Roma, 11 dic. (askanews) – “L’obiettivo di questo Intergruppo Parlamentare sui social network è quello di approfondire i temi della dipendenza digitale e l’uso consapevole degli smartphone”. Lo ha detto la presidente dell’Intergruppo Parlamentare Barbara Floridia, nel corso di una conferenza stampa al Senato assieme al vicepresidente dell Filippo Scerra, e al professor Vincenzo Schettini, divulgatore scientifico e presentatore televisivo.

“In maniera trasversale noi legislatori dobbiamo capire e conoscere meglio questa dipendenza dai social che non riguarda solo i giovani ma anche gli adulti. Dobbiamo approfondire il tema e capire qual è l’evoluzione antropologica che si sta sviluppando per poterla normare o quantomeno per capire quelle azioni collettive che servono per proteggere i diritti e le libertà dei cittadini e delle cittadine”, ha spiegato Floridia.

“La nuova sfida, anche come legislatori, è quella di salvare le persone dalla povertà digitale, dalla povertà cognitiva e dalla perdita di sovranità personale, perché i nostri dati sono nostri e dobbiamo sapere quando i privati li usano, perché li usano e come li usano”, ha spiegato Floridia.

I social network contribuiscono a creare una “disinformazione costante e un deficit sempre di più cognitivo e una dipendenza che contribuisce ad allontanare dalla vita reale, dalle relazioni sociali.

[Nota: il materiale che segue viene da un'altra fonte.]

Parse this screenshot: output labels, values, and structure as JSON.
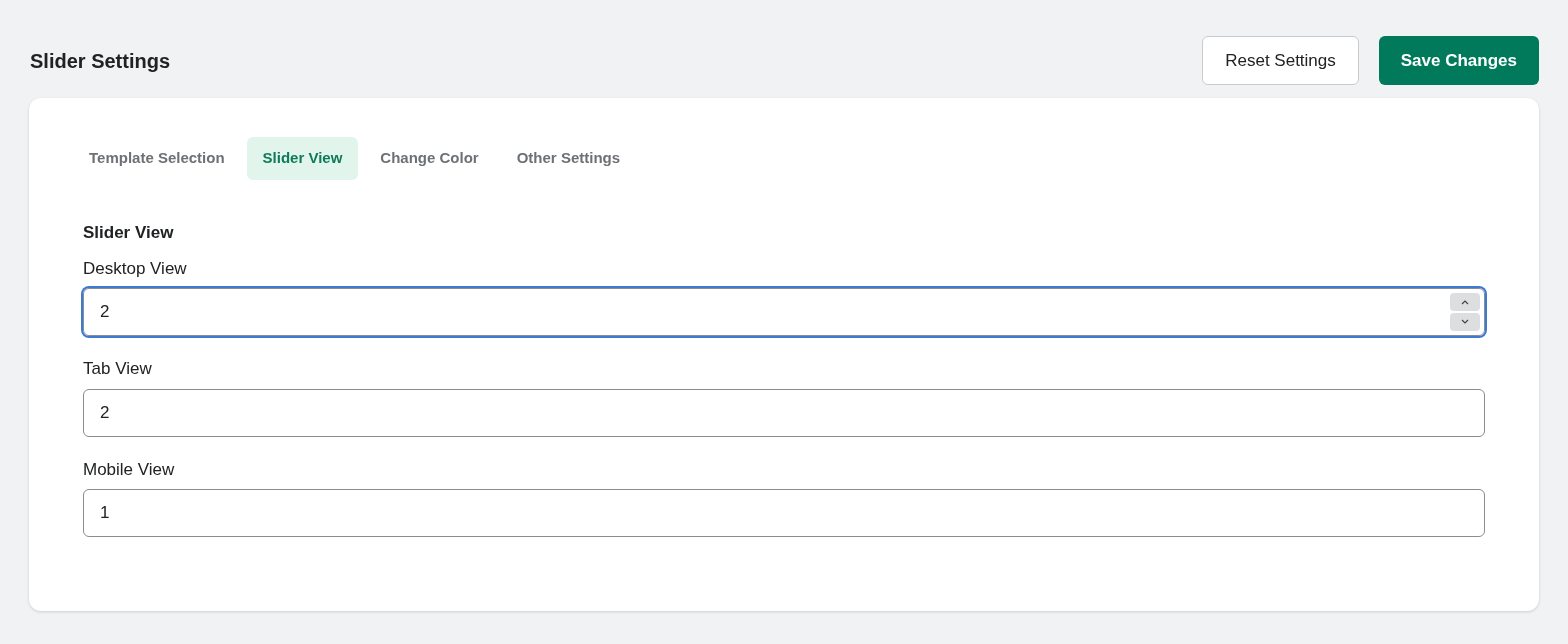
{
  "page": {
    "title": "Slider Settings"
  },
  "buttons": [
    {
      "label": "Reset Settings",
      "kind": "secondary"
    },
    {
      "label": "Save Changes",
      "kind": "primary"
    }
  ],
  "tabs": [
    {
      "label": "Template Selection",
      "selected": false
    },
    {
      "label": "Slider View",
      "selected": true
    },
    {
      "label": "Change Color",
      "selected": false
    },
    {
      "label": "Other Settings",
      "selected": false
    }
  ],
  "section": {
    "heading": "Slider View"
  },
  "fields": [
    {
      "label": "Desktop View",
      "value": "2",
      "focused": true
    },
    {
      "label": "Tab View",
      "value": "2",
      "focused": false
    },
    {
      "label": "Mobile View",
      "value": "1",
      "focused": false
    }
  ]
}
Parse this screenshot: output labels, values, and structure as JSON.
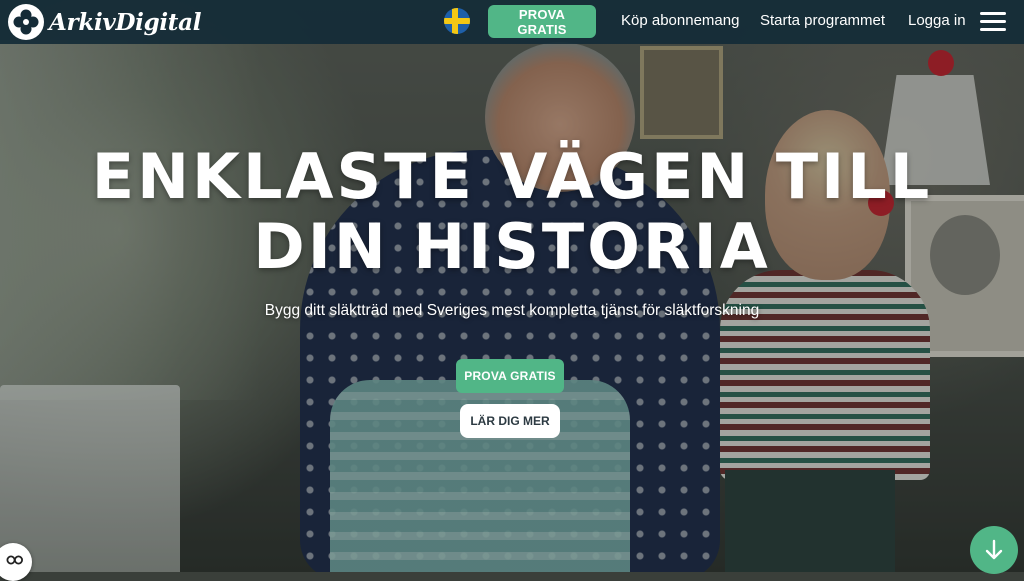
{
  "header": {
    "logo_text": "ArkivDigital",
    "language_flag": "sweden-flag-icon",
    "try_free_label": "PROVA GRATIS",
    "nav": {
      "subscribe": "Köp abonnemang",
      "start_program": "Starta programmet",
      "login": "Logga in"
    },
    "menu_icon": "hamburger-menu-icon"
  },
  "hero": {
    "headline_line1": "ENKLASTE VÄGEN TILL",
    "headline_line2": "DIN HISTORIA",
    "subheadline": "Bygg ditt släktträd med Sveriges mest kompletta tjänst för släktforskning",
    "try_free_label": "PROVA GRATIS",
    "learn_more_label": "LÄR DIG MER",
    "scroll_icon": "arrow-down-icon",
    "cookie_icon": "cookie-settings-icon"
  },
  "colors": {
    "header_bg": "#142b37",
    "accent_green": "#51b687",
    "white": "#ffffff"
  }
}
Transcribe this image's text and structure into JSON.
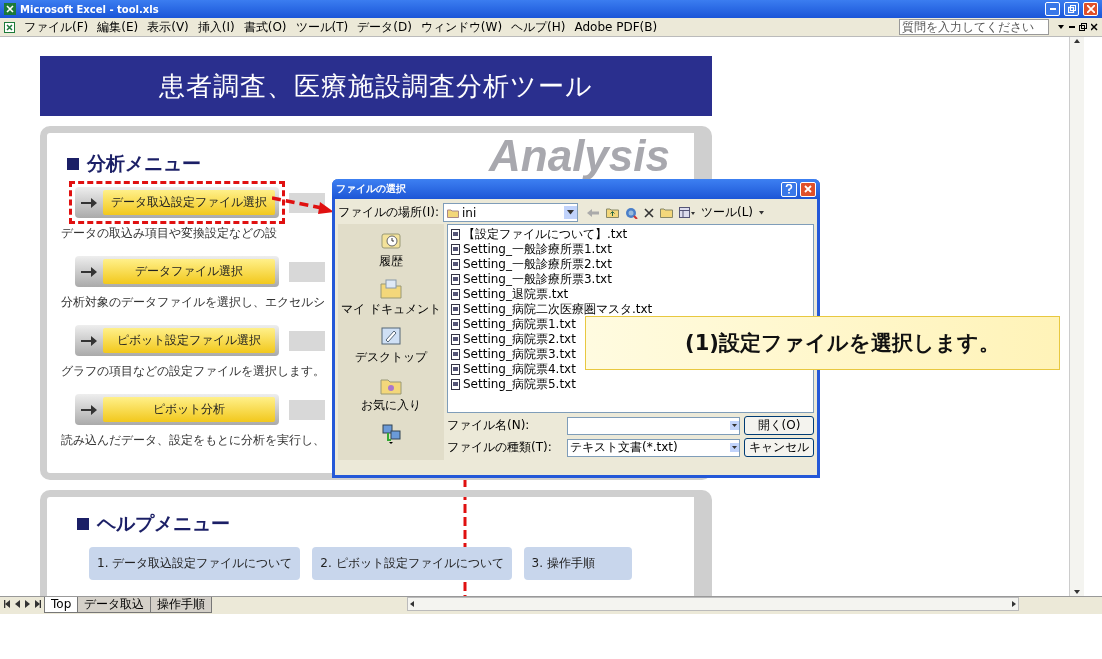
{
  "window": {
    "title": "Microsoft Excel - tool.xls"
  },
  "menu_bar": [
    "ファイル(F)",
    "編集(E)",
    "表示(V)",
    "挿入(I)",
    "書式(O)",
    "ツール(T)",
    "データ(D)",
    "ウィンドウ(W)",
    "ヘルプ(H)",
    "Adobe PDF(B)"
  ],
  "help_field": {
    "placeholder": "質問を入力してください"
  },
  "sheet": {
    "title": "患者調査、医療施設調査分析ツール",
    "banner_text": "Analysis",
    "analysis_menu": {
      "heading": "分析メニュー",
      "items": [
        {
          "label": "データ取込設定ファイル選択",
          "description": "データの取込み項目や変換設定などの設",
          "highlighted": true
        },
        {
          "label": "データファイル選択",
          "description": "分析対象のデータファイルを選択し、エクセルシ",
          "highlighted": false
        },
        {
          "label": "ピボット設定ファイル選択",
          "description": "グラフの項目などの設定ファイルを選択します。",
          "highlighted": false
        },
        {
          "label": "ピボット分析",
          "description": "読み込んだデータ、設定をもとに分析を実行し、",
          "highlighted": false
        }
      ]
    },
    "help_menu": {
      "heading": "ヘルプメニュー",
      "links": [
        "1. データ取込設定ファイルについて",
        "2. ピボット設定ファイルについて",
        "3. 操作手順"
      ]
    }
  },
  "dialog": {
    "title": "ファイルの選択",
    "look_in_label": "ファイルの場所(I):",
    "look_in_value": "ini",
    "tools_menu": "ツール(L)",
    "places": [
      "履歴",
      "マイ ドキュメント",
      "デスクトップ",
      "お気に入り"
    ],
    "files": [
      "【設定ファイルについて】.txt",
      "Setting_一般診療所票1.txt",
      "Setting_一般診療所票2.txt",
      "Setting_一般診療所票3.txt",
      "Setting_退院票.txt",
      "Setting_病院二次医療圏マスタ.txt",
      "Setting_病院票1.txt",
      "Setting_病院票2.txt",
      "Setting_病院票3.txt",
      "Setting_病院票4.txt",
      "Setting_病院票5.txt"
    ],
    "file_name_label": "ファイル名(N):",
    "file_type_label": "ファイルの種類(T):",
    "file_type_value": "テキスト文書(*.txt)",
    "buttons": [
      "開く(O)",
      "キャンセル"
    ]
  },
  "callout": "(1)設定ファイルを選択します。",
  "sheet_tabs": [
    {
      "label": "Top",
      "selected": true
    },
    {
      "label": "データ取込",
      "selected": false
    },
    {
      "label": "操作手順",
      "selected": false
    }
  ]
}
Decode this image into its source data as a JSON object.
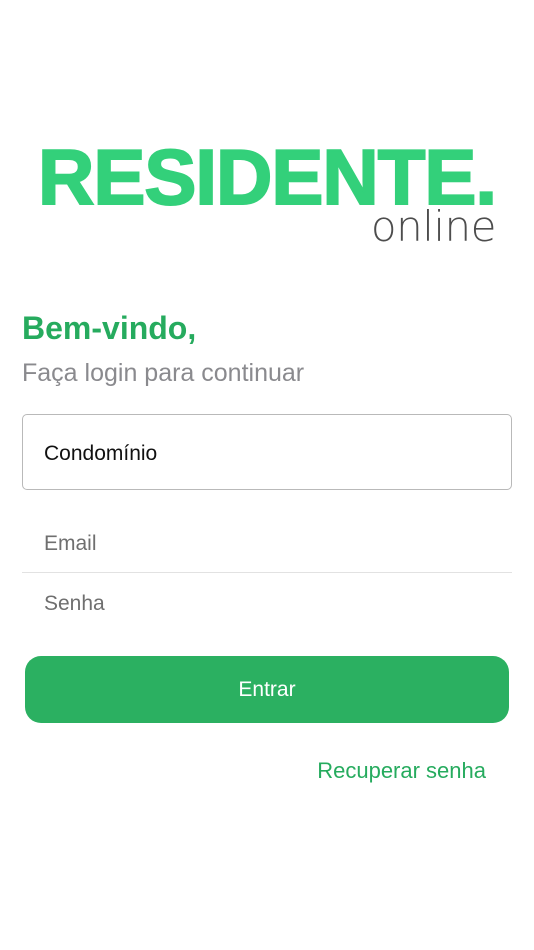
{
  "logo": {
    "main_text": "RESIDENTE.",
    "sub_text": "online"
  },
  "header": {
    "welcome": "Bem-vindo,",
    "subtitle": "Faça login para continuar"
  },
  "form": {
    "condominio_value": "Condomínio",
    "email_placeholder": "Email",
    "senha_placeholder": "Senha",
    "submit_label": "Entrar",
    "recover_label": "Recuperar senha"
  },
  "colors": {
    "brand_green": "#33d07a",
    "button_green": "#2bb061",
    "heading_green": "#26ab5e",
    "subtitle_gray": "#8a8a8e",
    "logo_sub_gray": "#4d4d4d"
  }
}
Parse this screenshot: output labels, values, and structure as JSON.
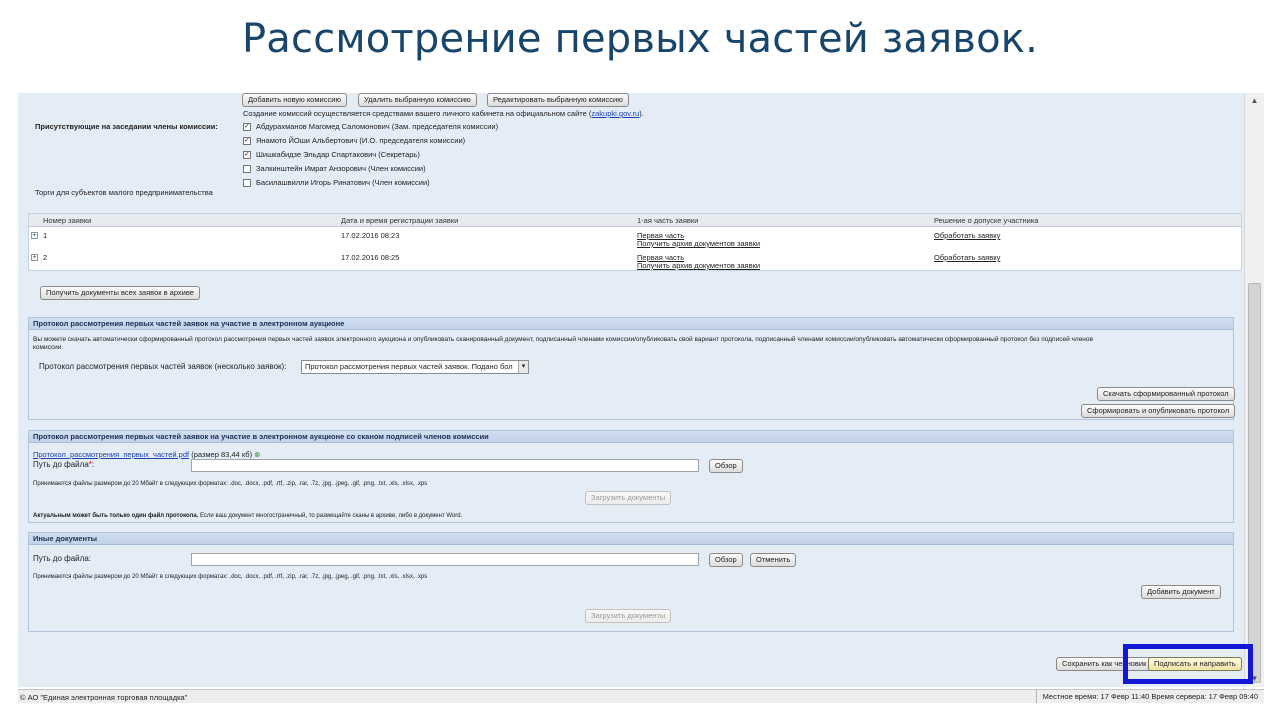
{
  "slide": {
    "title": "Рассмотрение первых частей заявок."
  },
  "commission": {
    "buttons": {
      "add": "Добавить новую комиссию",
      "delete": "Удалить выбранную комиссию",
      "edit": "Редактировать выбранную комиссию"
    },
    "note": "Создание комиссий осуществляется средствами вашего личного кабинета на официальном сайте (",
    "note_link": "zakupki.gov.ru",
    "note_end": ").",
    "members_label": "Присутствующие на заседании члены комиссии:",
    "members": [
      {
        "name": "Абдурахманов Магомед Саломонович (Зам. председателя комиссии)",
        "checked": "✓"
      },
      {
        "name": "Янамото ЙОши Альбертович (И.О. председателя комиссии)",
        "checked": "✓"
      },
      {
        "name": "Шишкабидзе Эльдар Спартакович (Секретарь)",
        "checked": "✓"
      },
      {
        "name": "Залкинштейн Имрат Анзорович (Член комиссии)",
        "checked": ""
      },
      {
        "name": "Басилашвилли Игорь Ринатович (Член комиссии)",
        "checked": ""
      }
    ],
    "smb_label": "Торги для субъектов малого предпринимательства"
  },
  "table": {
    "headers": [
      "Номер заявки",
      "Дата и время регистрации заявки",
      "1-ая часть заявки",
      "Решение о допуске участника"
    ],
    "rows": [
      {
        "expander": "+",
        "number": "1",
        "date": "17.02.2016 08:23",
        "part1": "Первая часть",
        "archive": "Получить архив документов заявки",
        "decision": "Обработать заявку"
      },
      {
        "expander": "+",
        "number": "2",
        "date": "17.02.2016 08:25",
        "part1": "Первая часть",
        "archive": "Получить архив документов заявки",
        "decision": "Обработать заявку"
      }
    ],
    "get_all_button": "Получить документы всех заявок в архиве"
  },
  "protocol_panel": {
    "title": "Протокол рассмотрения первых частей заявок на участие в электронном аукционе",
    "info_line1": "Вы можете скачать автоматически сформированный протокол рассмотрения первых частей заявок электронного аукциона и опубликовать сканированный документ, подписанный членами комиссии/опубликовать свой вариант протокола, подписанный членами комиссии/опубликовать автоматически сформированный протокол без подписей членов",
    "info_line2": "комиссии.",
    "select_label": "Протокол рассмотрения первых частей заявок (несколько заявок):",
    "select_value": "Протокол рассмотрения первых частей заявок. Подано бол",
    "download_button": "Скачать сформированный протокол",
    "publish_button": "Сформировать и опубликовать протокол"
  },
  "scan_panel": {
    "title": "Протокол рассмотрения первых частей заявок на участие в электронном аукционе со сканом подписей членов комиссии",
    "file_link": "Протокол_рассмотрения_первых_частей.pdf",
    "file_size": "(размер 83,44 кб)",
    "path_label": "Путь до файла",
    "required_mark": "*",
    "path_colon": ":",
    "browse_button": "Обзор",
    "formats_note": "Принимаются файлы размером до 20 Мбайт в следующих форматах: .doc, .docx, .pdf, .rtf, .zip, .rar, .7z, .jpg, .jpeg, .gif, .png, .txt, .xls, .xlsx, .xps",
    "upload_button": "Загрузить документы",
    "actual_bold": "Актуальным может быть только один файл протокола.",
    "actual_rest": " Если ваш документ многостраничный, то размещайте сканы в архиве, либо в документ Word."
  },
  "other_panel": {
    "title": "Иные документы",
    "path_label": "Путь до файла:",
    "browse_button": "Обзор",
    "cancel_button": "Отменить",
    "formats_note": "Принимаются файлы размером до 20 Мбайт в следующих форматах: .doc, .docx, .pdf, .rtf, .zip, .rar, .7z, .jpg, .jpeg, .gif, .png, .txt, .xls, .xlsx, .xps",
    "add_button": "Добавить документ",
    "upload_button": "Загрузить документы"
  },
  "actions": {
    "save_draft": "Сохранить как черновик",
    "sign_send": "Подписать и направить"
  },
  "footer": {
    "copyright": "© АО \"Единая электронная торговая площадка\"",
    "time": "Местное время: 17 Февр 11:40 Время сервера: 17 Февр 09:40"
  },
  "colors": {
    "title": "#17456b",
    "highlight": "#1217d6",
    "page_bg": "#e4ecf6",
    "link": "#1a3fb0"
  }
}
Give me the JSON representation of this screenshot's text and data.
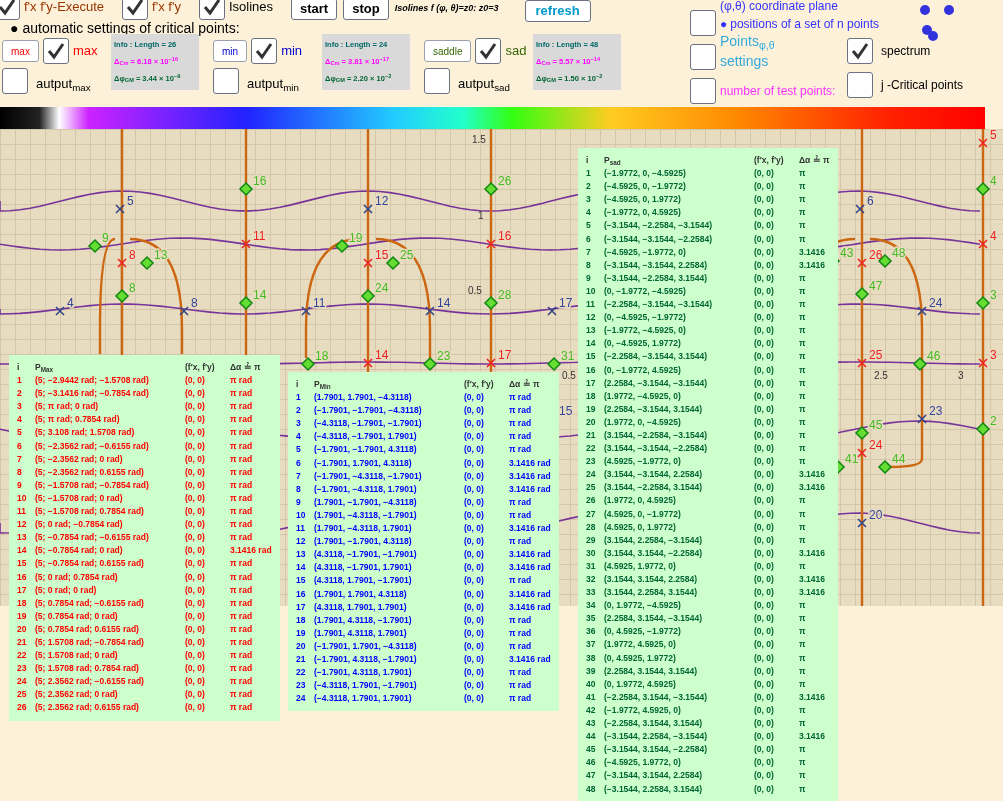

Sono rischi che mettono in crisi l’intera società e anche la partecipazione democratica alla vita politica perché spesso i cittadini pensano che scrivere sui social equivalga a partecipare al dibattito pubblico e così non è”, ha spiegato Floridia sottolineando che il primo incontro dell’Intergruppo Parlamentare sarà il 15 gennaio sarà dedicato ai social e il mondo dell’infanzia.

“Tra i primi atti dell’Intergruppo ci sarà l’invito a intervenire in audizione al primo ministro australiano, Anthony Albanese, per approfondire la legge che ha reso l’Australia il primo Paese al mondo a vietare l’uso dei social media ai minori di 16 anni e a imporre alle piattaforme obblighi stringenti di bloccare o disattivare gli account degli under 16, con sanzioni milionarie per chi non si adegua”, ha aggiunto Floridia. “Vogliamo comprendere a fondo l’impatto di questa misura e trarne eventuali spunti per l’Italia”.

Da parte sua Schettino si è rallegrato dell’iniziativa. “E’ un inizio, abbiamo piantato un primo seme. E’ una bella cosa perché questa situazione dei social è un caos e nessuno ha la bacchetta magica per risolverla, ma noi adulti stiamo prendendo coscienza e secondo me anche i ragazzi perché sta salendo un po’ la nausea dell’uso eccessivo degli smartphone. Credo che si debbano coinvolgere i ragazzi un po’ più grandi, i ventenni, credo che ci daranno delle bellissime idee per trovare gli equilibri giusti”.

Per Schettino i pericoli maggiori che possono derivare dall’uso eccessivo dei social sono “la dipendenza, che una volta era appannaggio delle droghe, il convincersi di essere dei falliti e soli”.